Last night I looked into making the build tool impervious to comment and indentation changes in C source. This turns out to be quite easy conceptually: you simply base the file's signature on a tokenized form of the source file. This is feasible if your tokenizer is relatively fast. I'm putting off writing this code, since it isn't entirely trivial and there are more important things that must be done first. I imagine it would be most useful to enable this by default for .h files in the project, and use a (presumably) more efficient text-based scanner for other sources.

I've also figured out how to make "config.h" files work well. The idea here is to change cpp to output more dependency information. Then config.h can compute its signature based on the defines actually inspected by a given compilation. This means that, say, adding a test to config.h will only cause a rebuild of those files which actually use the new define. Something like this would be nice for large projects.

Both these ideas are easy to implement in the current framework.

I've been re-reading the Odin paper again. I always forget how different this approach really is. Odin doesn't put intermediate files like a .o into the build tree. They exist only in the cache. I doubt I'll be going that route. For one thing, I've found that I occasionally look at the .o files to debug some problem or another. Also it feels "too different".

Tonight I'm just working on general cleanup.

Build Tool

A couple nights ago I added derived object caching (about 20 lines of Python code) and command file dependency tracking (if /usr/bin/gcc changes, your program is recompiled). Last night I changed the gcc tool to know how to do automatic dependency tracking.

Derived object caches are a bit funny to work with. For instance, rm *.o doesn't cause a rebuild. It just pulls things in from the cache. This "feels weird", perhaps due to my long history with make. Signatures also are a bit odd. For instance, the build tool is impervious to touch. Another example is if I add whitespace to a C source file, the resulting executable isn't relinked (since the object file doesn't change). (This stuff all works right now with my prototype.)


Recently I've been trying to build Eclipse with gcj. This is an adventure, since Eclipse has 75 jar files (for now I'm compiling from bytecode) and uses all kinds of packages, including things it shouldn't like com.sun.tools (hiss). I've also tried getting Eclipse to run with gij; this has shown me that working out the library issues is only the start of my problems.


Austin Powers 3. Better than I thought it would be. I found the opening sequence particularly interesting, and inventive. Parts lagged, though, and by the end I was ready to leave.

Build Tool

raph brings up some interesting points regarding language choices in a new build tool. There are a few points here that I'd like to address.

First, in automake we always separated the implementation language of the tool from the language the user used to make things happen. There have been many requests over the years to blur this barrier, but I never regretted being firm here. Blurring this line basically means you must be very confident in your particular implementation, since giving access to it means it will be much, much harder to change.

My earlier questions were really ones about the implementation language of the tool. Is it ok to have a dependency on some other, larger project (Python or Perl or ...)?
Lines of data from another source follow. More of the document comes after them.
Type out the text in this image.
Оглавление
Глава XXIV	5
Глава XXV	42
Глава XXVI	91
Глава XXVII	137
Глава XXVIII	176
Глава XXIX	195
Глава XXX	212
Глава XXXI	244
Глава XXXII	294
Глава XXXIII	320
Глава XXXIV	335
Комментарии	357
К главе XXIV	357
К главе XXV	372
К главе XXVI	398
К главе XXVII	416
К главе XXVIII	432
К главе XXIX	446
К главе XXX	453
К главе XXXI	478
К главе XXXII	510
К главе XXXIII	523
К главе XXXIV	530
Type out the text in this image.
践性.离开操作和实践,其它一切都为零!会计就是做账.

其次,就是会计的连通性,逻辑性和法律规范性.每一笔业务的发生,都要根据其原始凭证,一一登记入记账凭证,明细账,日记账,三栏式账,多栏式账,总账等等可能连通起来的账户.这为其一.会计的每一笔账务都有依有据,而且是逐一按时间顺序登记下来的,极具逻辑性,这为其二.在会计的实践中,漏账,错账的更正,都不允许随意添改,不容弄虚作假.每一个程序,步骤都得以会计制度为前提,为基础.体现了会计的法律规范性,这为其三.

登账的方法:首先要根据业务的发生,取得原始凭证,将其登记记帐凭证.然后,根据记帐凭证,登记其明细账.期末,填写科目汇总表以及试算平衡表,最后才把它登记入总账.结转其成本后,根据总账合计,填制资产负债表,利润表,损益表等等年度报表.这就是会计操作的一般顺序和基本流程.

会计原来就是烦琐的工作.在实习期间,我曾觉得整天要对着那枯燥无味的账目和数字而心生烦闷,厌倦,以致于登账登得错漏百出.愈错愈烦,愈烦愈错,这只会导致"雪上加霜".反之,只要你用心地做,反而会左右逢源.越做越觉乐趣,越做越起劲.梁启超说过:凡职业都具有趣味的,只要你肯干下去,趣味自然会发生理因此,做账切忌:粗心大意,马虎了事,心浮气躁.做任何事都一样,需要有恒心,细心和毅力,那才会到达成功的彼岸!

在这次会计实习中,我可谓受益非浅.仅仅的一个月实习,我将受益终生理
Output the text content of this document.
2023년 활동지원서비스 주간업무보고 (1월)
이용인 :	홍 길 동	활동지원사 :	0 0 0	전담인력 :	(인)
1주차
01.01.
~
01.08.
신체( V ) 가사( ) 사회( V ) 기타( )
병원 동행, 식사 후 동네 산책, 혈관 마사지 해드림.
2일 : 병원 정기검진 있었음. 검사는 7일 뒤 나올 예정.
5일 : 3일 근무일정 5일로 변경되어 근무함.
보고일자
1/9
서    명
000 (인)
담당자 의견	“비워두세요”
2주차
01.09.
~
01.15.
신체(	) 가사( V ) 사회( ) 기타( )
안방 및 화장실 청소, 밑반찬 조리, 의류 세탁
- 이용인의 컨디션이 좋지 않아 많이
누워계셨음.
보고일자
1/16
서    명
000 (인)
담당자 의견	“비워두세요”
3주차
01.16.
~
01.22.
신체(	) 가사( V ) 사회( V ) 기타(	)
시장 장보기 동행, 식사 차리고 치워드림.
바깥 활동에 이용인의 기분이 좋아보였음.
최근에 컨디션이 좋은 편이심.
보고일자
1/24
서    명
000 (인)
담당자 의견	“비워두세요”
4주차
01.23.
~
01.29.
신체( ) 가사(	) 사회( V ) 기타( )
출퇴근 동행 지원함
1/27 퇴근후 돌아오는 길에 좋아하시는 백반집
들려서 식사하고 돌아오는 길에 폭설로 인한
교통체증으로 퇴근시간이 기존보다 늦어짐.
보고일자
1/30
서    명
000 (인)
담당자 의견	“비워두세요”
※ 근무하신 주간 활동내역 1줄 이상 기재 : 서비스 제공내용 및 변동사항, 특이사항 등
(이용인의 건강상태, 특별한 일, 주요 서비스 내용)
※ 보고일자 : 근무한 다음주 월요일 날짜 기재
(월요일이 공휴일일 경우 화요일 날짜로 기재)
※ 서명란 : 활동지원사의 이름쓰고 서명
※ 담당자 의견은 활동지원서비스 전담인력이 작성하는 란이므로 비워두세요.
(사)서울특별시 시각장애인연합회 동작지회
Of course that isn't a question with a fixed answer. It depends on what you want to accomplish. One of my goals is wholesale replacement of the auto* tools. This makes the question particularly hard.

The user's language is of course extremely important. We've all seen how autoconf's quoting and mix of m4 and sh is confusing and limited. We've all seen make's many syntax problems.

The tension comes because in some situations the user language has to have some power, and it is tempting to just use the same language for both. For instance, expressing autoconf-style configuration requires expressive power.

This is all "front end" stuff. I still haven't really started the front end design beyond kicking a few ideas around.

raph, I'd be interested in seeing rebar. How about sending me a tar file?